A personal desktop voice transcription app powered by Whisper, built with Svelte 5 and Tauri 2.
All transcription runs locally on your Mac using the Whisper large-v3-turbo model with Metal GPU acceleration — no cloud, no API calls, privacy first. Built 100% with Claude Code with human review.
Caution
EARLY STAGE SOFTWARE — DO NOT USE FOR ANYTHING IMPORTANT
This project is in a very early stage of development and is not recommended for use by anyone. There is a real risk of loss of recordings and transcriptions made by the program. Do not rely on this software to preserve any important data.
Expect breaking changes, missing features, and rough edges. macOS only — built exclusively for macOS (Apple Silicon) with no plans to support other platforms.
Warning
We are not accepting pull requests, issues, or external contributions at this time.
- Local transcription — Whisper large-v3-turbo (GGML, quantized Q5_0) via Metal GPU, ~547MB model
- Dual-track recording — microphone + system audio (ScreenCaptureKit) with independent controls
- Global shortcut —
Cmd+Shift+Rto start/stop recording from anywhere - System tray — lives in the menu bar with live recording timer, no dock icon
- Chunked processing — 5-minute intervals with partial transcripts during recording
- Session recovery — automatic crash recovery with WAV chunks and manifest files
- Clipboard integration — transcription results copied to clipboard automatically
- Audio device selection — choose specific mic and system audio devices with live VU meters
- Configurable output — transcriptions saved as text files to a folder of your choice
| Layer | Technology |
|---|---|
| Frontend | Svelte 5 (runes), SvelteKit, TypeScript |
| Backend | Tauri 2 (Rust) |
| Transcription | whisper-rs (whisper.cpp bindings) with Metal GPU |
| Audio capture | cpal (ScreenCaptureKit fork for system audio) |
| Audio processing | rubato (resampling to 16kHz), hound (WAV I/O) |
| Model download | reqwest (one-time download from HuggingFace) |
| Package manager | pnpm |
# 1. Install frontend dependencies
pnpm install
# 2. Run in dev mode
pnpm tauri devOn first launch, the app will automatically download the Whisper model (~547MB) from HuggingFace.
pnpm tauri dev # Run app in dev mode (frontend + Tauri)
pnpm dev # Run frontend only (no Tauri window)

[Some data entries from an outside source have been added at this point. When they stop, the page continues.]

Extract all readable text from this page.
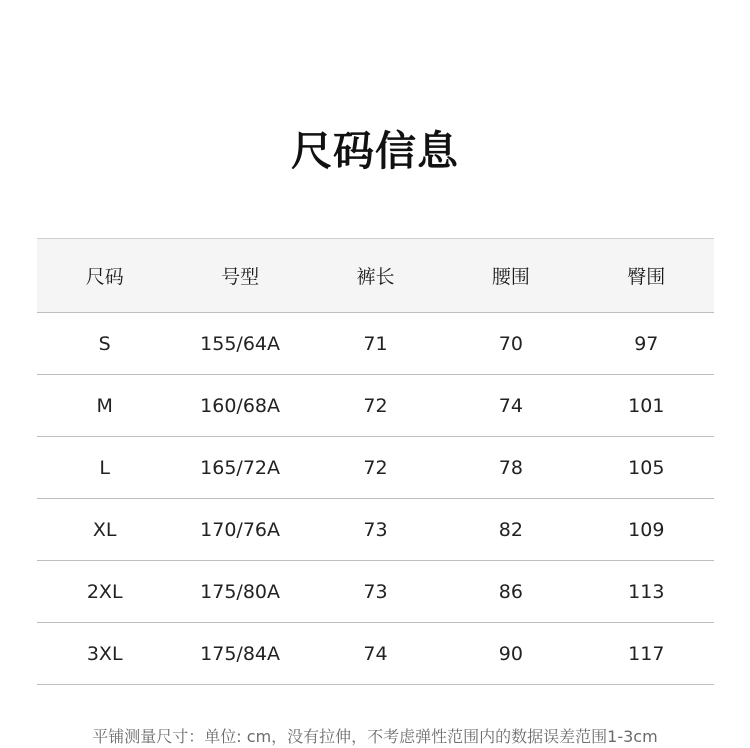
尺码信息
尺码	号型	裤长	腰围	臀围
S	155/64A	71	70	97
M	160/68A	72	74	101
L	165/72A	72	78	105
XL	170/76A	73	82	109
2XL	175/80A	73	86	113
3XL	175/84A	74	90	117
平铺测量尺寸：单位: cm，没有拉伸，不考虑弹性范围内的数据误差范围1-3cm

pnpm build # Build frontend for production
pnpm tauri build # Build the full desktop app
pnpm check # TypeScript type checking
cargo test --manifest-path src-tauri/Cargo.toml # Run Rust testssrc/
routes/
+page.svelte # Main page: model download, init, view routing
lib/
RecordingView.svelte # Recording UI: button, timer, partial transcripts
Settings.svelte # Device selection, output folder, VU meters
TranscriptionList.svelte # Recent transcriptions list
src-tauri/src/
lib.rs # App setup: plugins, shortcuts, tray, audio capture loop
commands.rs # Tauri command handlers (record, stop, settings, devices)

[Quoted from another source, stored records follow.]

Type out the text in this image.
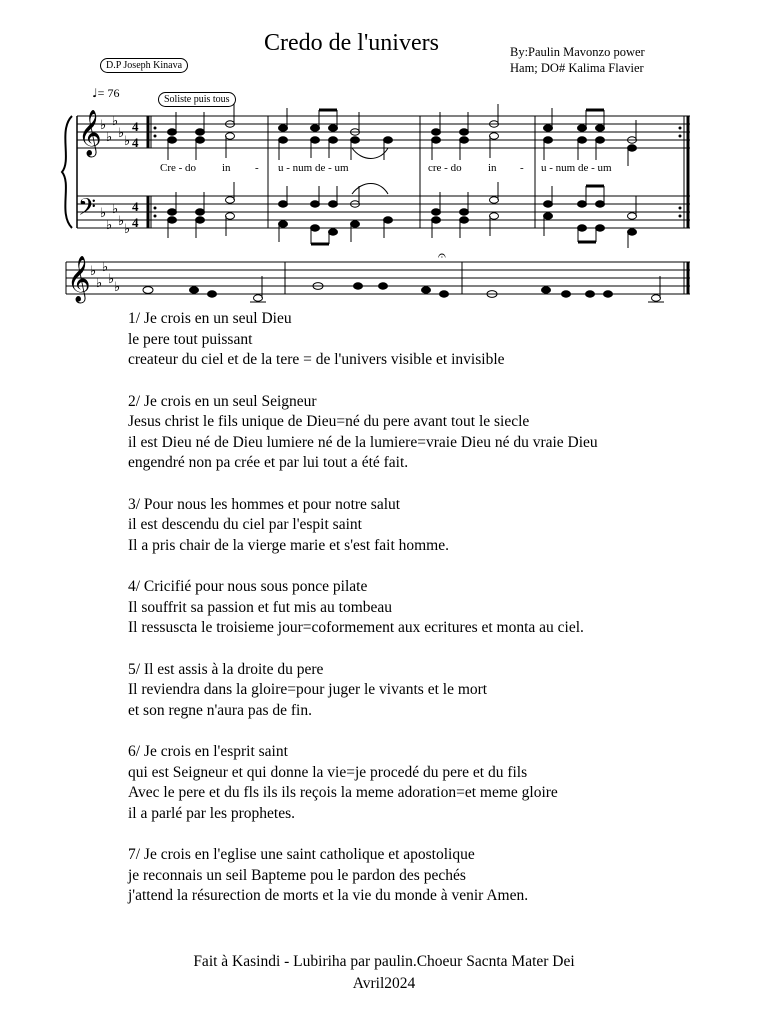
Credo de l'univers	By:Paulin Mavonzo power
Ham; DO# Kalima Flavier
D.P Joseph Kinava
♩= 76	Soliste puis tous
𝄞
𝄢
♭
♭
♭
♭
♭
♭
♭
♭
♭
♭
4
4
4
4
𝄞 ♭
♭
♭
♭
♭
𝄐
Cre - do in - u - num de - um	cre - do in - u - num de - um
1/ Je crois en un seul Dieu
le pere tout puissant
createur du ciel et de la tere = de l'univers visible et invisible
2/ Je crois en un seul Seigneur
Jesus christ le fils unique de Dieu=né du pere avant tout le siecle
il est Dieu né de Dieu lumiere né de la lumiere=vraie Dieu né du vraie Dieu
engendré non pa crée et par lui tout a été fait.
3/ Pour nous les hommes et pour notre salut
il est descendu du ciel par l'espit saint
Il a pris chair de la vierge marie et s'est fait homme.
4/ Cricifié pour nous sous ponce pilate
Il souffrit sa passion et fut mis au tombeau
Il ressuscta le troisieme jour=coformement aux ecritures et monta au ciel.
5/ Il est assis à la droite du pere
Il reviendra dans la gloire=pour juger le vivants et le mort
et son regne n'aura pas de fin.
6/ Je crois en l'esprit saint
qui est Seigneur et qui donne la vie=je procedé du pere et du fils
Avec le pere et du fls ils ils reçois la meme adoration=et meme gloire
il a parlé par les prophetes.
7/ Je crois en l'eglise une saint catholique et apostolique
je reconnais un seil Bapteme pou le pardon des pechés
j'attend la résurection de morts et la vie du monde à venir Amen.
Fait à Kasindi - Lubiriha par paulin.Choeur Sacnta Mater Dei
Avril2024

audio.rs # Audio capture (cpal), resampling (rubato), WAV I/O (hound)
transcription.rs # Whisper transcription with hallucination filtering
model.rs # Model download from HuggingFace (one-time)

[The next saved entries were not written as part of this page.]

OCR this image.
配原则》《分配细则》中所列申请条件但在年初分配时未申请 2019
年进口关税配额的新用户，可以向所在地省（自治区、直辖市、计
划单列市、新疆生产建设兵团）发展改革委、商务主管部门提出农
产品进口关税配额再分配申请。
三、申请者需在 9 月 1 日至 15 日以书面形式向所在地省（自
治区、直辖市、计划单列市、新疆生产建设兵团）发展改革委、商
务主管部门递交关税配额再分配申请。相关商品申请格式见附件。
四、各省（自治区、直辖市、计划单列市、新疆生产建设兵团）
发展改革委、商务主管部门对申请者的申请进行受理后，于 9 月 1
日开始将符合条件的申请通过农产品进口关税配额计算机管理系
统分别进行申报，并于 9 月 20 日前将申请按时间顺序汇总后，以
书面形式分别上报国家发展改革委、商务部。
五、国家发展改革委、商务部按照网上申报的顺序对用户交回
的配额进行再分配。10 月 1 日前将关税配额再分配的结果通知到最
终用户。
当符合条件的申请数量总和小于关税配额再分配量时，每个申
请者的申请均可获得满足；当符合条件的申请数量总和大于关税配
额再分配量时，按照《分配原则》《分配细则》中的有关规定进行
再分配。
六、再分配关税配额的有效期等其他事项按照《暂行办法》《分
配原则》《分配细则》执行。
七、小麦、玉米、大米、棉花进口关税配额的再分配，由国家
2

state.rs # App state: tracks, buffers, session, config
session.rs # Session management: manifest, recovery, crash handling
config.rs # App config: devices, output folder, persistence
tray.rs # System tray: menu, recording timer, status updates
VS Code + Svelte + Tauri + rust-analyzer
Privacy is a core value of this project. Koko Whisper is designed to work entirely offline — your audio and transcriptions never leave your machine.
- All audio is captured and processed locally
- Transcription runs on-device via Whisper large-v3-turbo with Metal GPU acceleration
- Transcriptions are saved as plain text files to a local folder
- Audio chunks (WAV) are stored locally for session recovery
- No analytics, no tracking, no accounts, no sign-up
The only external network call in the entire codebase is:
| Call | Where | Why |
|---|---|---|
| HuggingFace model download | src-tauri/src/model.rs |
One-time download of the Whisper GGML model (~547MB). After download, everything runs offline. |
A Privacy Check workflow runs on every push and pull request, scanning all .ts and .rs source files for external network calls. Any new external call that is not explicitly approved will fail the build.